Abstract
Abstract
Conventional imaging sensors often struggle to capture the full dynamic range of real-world scenes, leading to a loss of detail in shadows and highlights. This talk presents a holistic approach to overcoming these limitations by aligning alternative hardware designs, such as multi-exposure sensors, with robust machine-learning solutions. The research demonstrates that capturing varied exposures at the pixel level provides critical reference data to simplify complex tasks like denoising and high-dynamic-range (HDR) reconstruction. These benefits extend to the temporal domain, where motion blur information is utilized to handle complex, non-uniform motion and enable high-quality video frame interpolation for HDR content.
Complementing these reconstruction techniques is the challenge of perceptually meaningful quality evaluation, which can be improved by leveraging visual masking—a fundamental characteristic of the human visual system.

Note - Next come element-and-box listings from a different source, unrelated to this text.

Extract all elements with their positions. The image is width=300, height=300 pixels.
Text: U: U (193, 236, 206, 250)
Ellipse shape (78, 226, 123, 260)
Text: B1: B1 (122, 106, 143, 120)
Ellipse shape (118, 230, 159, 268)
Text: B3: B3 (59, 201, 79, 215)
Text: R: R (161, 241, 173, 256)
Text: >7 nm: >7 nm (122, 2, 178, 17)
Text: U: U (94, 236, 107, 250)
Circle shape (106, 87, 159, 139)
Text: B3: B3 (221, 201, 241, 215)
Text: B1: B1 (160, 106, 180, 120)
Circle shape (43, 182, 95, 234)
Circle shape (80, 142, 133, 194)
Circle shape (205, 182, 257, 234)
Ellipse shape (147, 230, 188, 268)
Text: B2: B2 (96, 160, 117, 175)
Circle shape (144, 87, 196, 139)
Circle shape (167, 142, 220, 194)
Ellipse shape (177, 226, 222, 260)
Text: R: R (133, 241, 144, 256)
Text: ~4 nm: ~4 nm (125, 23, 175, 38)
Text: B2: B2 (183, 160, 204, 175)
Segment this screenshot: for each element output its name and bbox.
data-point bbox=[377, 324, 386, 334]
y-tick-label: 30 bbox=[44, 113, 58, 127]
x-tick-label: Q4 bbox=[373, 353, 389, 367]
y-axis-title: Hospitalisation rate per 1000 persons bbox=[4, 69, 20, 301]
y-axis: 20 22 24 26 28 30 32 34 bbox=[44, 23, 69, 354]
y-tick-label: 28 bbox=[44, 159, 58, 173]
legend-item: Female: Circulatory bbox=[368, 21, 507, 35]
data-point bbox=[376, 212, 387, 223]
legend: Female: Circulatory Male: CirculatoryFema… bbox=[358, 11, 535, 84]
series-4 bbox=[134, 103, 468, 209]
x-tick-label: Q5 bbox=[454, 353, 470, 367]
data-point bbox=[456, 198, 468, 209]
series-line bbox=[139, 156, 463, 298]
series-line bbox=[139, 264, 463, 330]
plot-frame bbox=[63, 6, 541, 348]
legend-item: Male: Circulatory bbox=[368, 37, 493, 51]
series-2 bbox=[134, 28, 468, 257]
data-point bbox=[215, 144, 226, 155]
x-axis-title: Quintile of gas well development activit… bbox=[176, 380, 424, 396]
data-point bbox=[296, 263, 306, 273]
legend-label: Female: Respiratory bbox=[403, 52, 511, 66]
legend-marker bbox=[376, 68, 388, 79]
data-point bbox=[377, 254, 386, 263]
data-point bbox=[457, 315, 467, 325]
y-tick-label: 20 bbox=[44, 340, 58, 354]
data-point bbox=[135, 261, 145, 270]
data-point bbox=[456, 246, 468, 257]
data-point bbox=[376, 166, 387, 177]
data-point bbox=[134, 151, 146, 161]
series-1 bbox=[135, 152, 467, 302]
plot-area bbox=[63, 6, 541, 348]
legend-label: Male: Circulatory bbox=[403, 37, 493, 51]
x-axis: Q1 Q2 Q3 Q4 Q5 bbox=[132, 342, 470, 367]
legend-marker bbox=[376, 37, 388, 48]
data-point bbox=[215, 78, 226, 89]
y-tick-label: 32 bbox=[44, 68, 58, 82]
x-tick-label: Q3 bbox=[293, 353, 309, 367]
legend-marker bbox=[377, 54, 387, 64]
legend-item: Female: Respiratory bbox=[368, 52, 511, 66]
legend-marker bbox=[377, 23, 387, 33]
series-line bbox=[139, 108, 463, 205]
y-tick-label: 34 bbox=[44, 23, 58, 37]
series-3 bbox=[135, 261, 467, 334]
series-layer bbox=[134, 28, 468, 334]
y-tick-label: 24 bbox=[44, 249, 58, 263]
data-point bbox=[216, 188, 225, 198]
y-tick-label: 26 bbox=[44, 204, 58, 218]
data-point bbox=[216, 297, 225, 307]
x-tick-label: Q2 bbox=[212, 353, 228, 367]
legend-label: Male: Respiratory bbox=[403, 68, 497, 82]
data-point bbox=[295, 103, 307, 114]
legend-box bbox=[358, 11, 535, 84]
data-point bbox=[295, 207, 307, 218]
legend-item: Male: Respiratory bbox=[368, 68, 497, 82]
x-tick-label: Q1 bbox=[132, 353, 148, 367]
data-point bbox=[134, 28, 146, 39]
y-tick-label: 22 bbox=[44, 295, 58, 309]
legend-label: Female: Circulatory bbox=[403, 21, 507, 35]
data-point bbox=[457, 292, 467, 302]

The presentation highlights how modeling masking effects significantly enhances the alignment of traditional metrics (PSNR, SSIM) and modern learning-based models (LPIPS, DISTS) with human perception. Building on this methodology, this talk introduces MILO, a lightweight, multiscale perceptual metric. Trained via pseudo-MOS supervision, MILO achieves state-of-the-art accuracy and serves as an effective perceptual loss for image and latent-space optimization within generative pipelines like Stable Diffusion, significantly improving performance in various image restoration tasks.